In this unique and seemingly inspiring portrait documentary, the viewer meets Danuta Walas-Kobylińska. At the beginning of the 1970s, she was the only Polish woman to serve as the first sea captain. She was also the first ever female to take such a post. During the film, Kwiatkowska intercuts observations from the captain’s cruises on her ship MS Bieszczady with glimpses of her family life.

Scenes with the Captain

  • Sceny z życia kapitana
  • 1971
  • dir. Maria Kwiatkowska
  • 20 min 36 sec

In this unique and seemingly inspiring portrait documentary, the viewer meets Danuta Walas-Kobylińska. At the beginning of the 1970s, she was the only Polish woman to serve as the first sea captain. She was also the first ever female to take such a post. During the film, Kwiatkowska intercuts observations from the captain’s cruises on her ship MS Bieszczady with glimpses of her family life.

After shots of a transporter ship coming to a halt, a voice-over provided by Andrzej Seweryn (born 1946) sets the scene before introducing the female captain. He informs the viewer that the crew are anchoring the ship as per the captain’s order and describes the size and the weight of MS Bieszczady. Finally, he introduces the woman in charge of it.

We encounter Walas-Kobylińska as she is on the phone with a journalist from a popular women’s magazine, Przyjaciółka.
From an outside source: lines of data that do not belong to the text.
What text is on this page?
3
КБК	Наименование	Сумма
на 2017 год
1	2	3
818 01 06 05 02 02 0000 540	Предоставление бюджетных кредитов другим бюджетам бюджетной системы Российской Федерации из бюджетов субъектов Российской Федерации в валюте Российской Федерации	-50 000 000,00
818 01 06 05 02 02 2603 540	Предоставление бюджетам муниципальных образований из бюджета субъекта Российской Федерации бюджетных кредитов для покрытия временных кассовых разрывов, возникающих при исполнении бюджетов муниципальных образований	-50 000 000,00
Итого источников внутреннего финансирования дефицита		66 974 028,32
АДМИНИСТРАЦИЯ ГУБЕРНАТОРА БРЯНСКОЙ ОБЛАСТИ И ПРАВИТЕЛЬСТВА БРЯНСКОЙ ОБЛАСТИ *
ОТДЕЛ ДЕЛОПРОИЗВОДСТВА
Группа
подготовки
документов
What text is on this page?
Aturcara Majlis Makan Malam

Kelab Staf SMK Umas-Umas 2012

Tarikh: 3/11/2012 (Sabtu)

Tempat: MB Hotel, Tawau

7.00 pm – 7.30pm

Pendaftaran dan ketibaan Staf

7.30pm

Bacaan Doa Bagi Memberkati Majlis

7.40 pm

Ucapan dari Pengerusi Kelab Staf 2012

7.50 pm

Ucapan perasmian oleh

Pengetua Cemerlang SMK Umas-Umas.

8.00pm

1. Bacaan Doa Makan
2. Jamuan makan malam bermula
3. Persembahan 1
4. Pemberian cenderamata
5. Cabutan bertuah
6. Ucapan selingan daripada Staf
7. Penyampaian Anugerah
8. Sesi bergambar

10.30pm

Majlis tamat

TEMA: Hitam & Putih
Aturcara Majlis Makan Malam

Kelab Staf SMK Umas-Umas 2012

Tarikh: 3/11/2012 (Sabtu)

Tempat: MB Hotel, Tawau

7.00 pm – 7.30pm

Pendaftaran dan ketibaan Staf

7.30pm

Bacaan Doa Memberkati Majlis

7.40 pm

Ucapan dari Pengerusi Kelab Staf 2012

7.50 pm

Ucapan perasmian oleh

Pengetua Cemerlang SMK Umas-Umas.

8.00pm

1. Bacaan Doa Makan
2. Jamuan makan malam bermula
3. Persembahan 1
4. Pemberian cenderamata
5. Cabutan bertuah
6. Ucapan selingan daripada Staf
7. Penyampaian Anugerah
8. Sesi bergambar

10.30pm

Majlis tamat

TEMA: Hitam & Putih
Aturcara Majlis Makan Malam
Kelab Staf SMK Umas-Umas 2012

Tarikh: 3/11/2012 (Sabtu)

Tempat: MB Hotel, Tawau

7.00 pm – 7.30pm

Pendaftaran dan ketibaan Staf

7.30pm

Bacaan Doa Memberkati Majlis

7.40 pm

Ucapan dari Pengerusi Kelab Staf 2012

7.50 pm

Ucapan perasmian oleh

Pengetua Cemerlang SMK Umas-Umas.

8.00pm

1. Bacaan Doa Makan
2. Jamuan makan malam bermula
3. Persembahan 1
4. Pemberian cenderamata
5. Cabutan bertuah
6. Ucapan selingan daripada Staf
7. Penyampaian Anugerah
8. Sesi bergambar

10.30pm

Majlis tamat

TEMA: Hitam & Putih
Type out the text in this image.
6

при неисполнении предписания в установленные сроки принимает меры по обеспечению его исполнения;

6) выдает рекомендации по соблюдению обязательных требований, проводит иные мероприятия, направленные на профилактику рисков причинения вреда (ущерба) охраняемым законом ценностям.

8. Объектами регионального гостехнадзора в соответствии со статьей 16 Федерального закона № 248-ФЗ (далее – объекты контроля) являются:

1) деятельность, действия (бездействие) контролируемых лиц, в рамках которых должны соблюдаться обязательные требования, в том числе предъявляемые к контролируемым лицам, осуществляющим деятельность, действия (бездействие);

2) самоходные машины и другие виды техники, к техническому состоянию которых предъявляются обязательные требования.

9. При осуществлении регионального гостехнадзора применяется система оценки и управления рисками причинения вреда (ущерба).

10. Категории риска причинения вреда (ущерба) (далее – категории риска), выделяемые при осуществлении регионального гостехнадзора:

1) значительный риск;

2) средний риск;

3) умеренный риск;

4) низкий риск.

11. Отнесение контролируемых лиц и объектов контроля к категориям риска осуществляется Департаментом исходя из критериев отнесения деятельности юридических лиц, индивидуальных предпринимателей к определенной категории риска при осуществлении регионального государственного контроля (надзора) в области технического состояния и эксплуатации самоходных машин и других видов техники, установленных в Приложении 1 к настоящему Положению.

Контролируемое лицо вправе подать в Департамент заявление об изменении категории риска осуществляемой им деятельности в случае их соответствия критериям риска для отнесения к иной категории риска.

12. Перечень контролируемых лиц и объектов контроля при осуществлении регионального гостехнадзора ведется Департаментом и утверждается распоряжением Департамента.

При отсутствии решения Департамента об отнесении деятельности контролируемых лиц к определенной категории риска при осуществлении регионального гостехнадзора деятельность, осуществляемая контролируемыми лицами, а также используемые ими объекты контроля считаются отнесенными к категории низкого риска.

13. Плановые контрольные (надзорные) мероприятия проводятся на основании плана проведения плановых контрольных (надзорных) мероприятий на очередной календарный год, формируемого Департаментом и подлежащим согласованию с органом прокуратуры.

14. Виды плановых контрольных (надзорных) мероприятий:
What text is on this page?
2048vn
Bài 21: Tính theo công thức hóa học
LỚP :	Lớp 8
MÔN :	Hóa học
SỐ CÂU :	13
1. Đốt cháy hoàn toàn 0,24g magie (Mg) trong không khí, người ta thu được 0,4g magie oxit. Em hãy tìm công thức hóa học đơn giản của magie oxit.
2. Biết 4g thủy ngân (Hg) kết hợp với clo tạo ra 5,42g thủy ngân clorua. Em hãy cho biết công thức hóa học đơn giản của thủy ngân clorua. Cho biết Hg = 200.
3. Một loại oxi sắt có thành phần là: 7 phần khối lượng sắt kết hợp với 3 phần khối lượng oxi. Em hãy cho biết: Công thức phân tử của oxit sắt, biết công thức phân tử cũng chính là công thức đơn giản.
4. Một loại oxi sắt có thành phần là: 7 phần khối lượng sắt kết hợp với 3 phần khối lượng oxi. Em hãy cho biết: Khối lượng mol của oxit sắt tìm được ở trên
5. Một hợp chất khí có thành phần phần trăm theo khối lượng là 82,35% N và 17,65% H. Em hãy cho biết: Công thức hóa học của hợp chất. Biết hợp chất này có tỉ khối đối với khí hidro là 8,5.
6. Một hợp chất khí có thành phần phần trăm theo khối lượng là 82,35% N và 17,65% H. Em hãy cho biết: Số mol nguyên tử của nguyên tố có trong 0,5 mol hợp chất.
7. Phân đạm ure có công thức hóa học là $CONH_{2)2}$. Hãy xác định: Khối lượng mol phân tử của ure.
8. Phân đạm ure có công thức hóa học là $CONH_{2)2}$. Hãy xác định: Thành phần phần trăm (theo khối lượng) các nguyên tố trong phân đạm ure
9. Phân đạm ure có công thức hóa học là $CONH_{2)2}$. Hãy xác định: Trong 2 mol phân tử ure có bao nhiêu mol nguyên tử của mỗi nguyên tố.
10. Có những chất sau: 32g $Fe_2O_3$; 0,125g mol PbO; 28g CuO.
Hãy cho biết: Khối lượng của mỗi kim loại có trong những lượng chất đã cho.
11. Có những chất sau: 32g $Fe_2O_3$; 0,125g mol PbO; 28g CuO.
She admits that she can only talk about men because she doesn’t see many women, suggesting that she works in a male-dominated profession. In these initial sequences, she comes across as a powerful professional figure. Even her husband serves under her command on the same ship. Here, dressed in a uniform, she seems empowered and capable of ridding of her femininity.

However, it soon becomes apparent that Walas-Kobylińska still performs domestic jobs, like every other Polish woman at the time. We see her on the ship doing her washing, cleaning and cooking. She also takes pride in her feminine looks. At an Italian port, Kwiatkowska shows her elegantly dressed strolling through local markets and having a date with her husband at a café under palm trees.

Her life looks adventurous and balanced. That is until we learn that her job is also one of sacrifice. Her son lives with his grandmother. She can’t see him for long stretches of time, because she usually comes home only for a few hours to run errands before going back to sea.

The final sequence at home closes with a few shots of a family dinner. Here the narrator says: ‘Perhaps people envy her; maybe they see her as a spoiled child of fortune. But her professional success comes at a price. This dinner with the family was too short. Tomorrow they go back to the sea’.

By mixing the observations of Walas-Kobylińska’s exciting time at work with her short visits at home, Kwiatkowska points to a much larger issue of women having to balance jobs and domestic responsibilities, showing that professionally successful women always have to prioritise careers over their family lives. Happiness at both fronts is an illusion, not only for Walas-Kobylińska but for every woman in the country and beyond.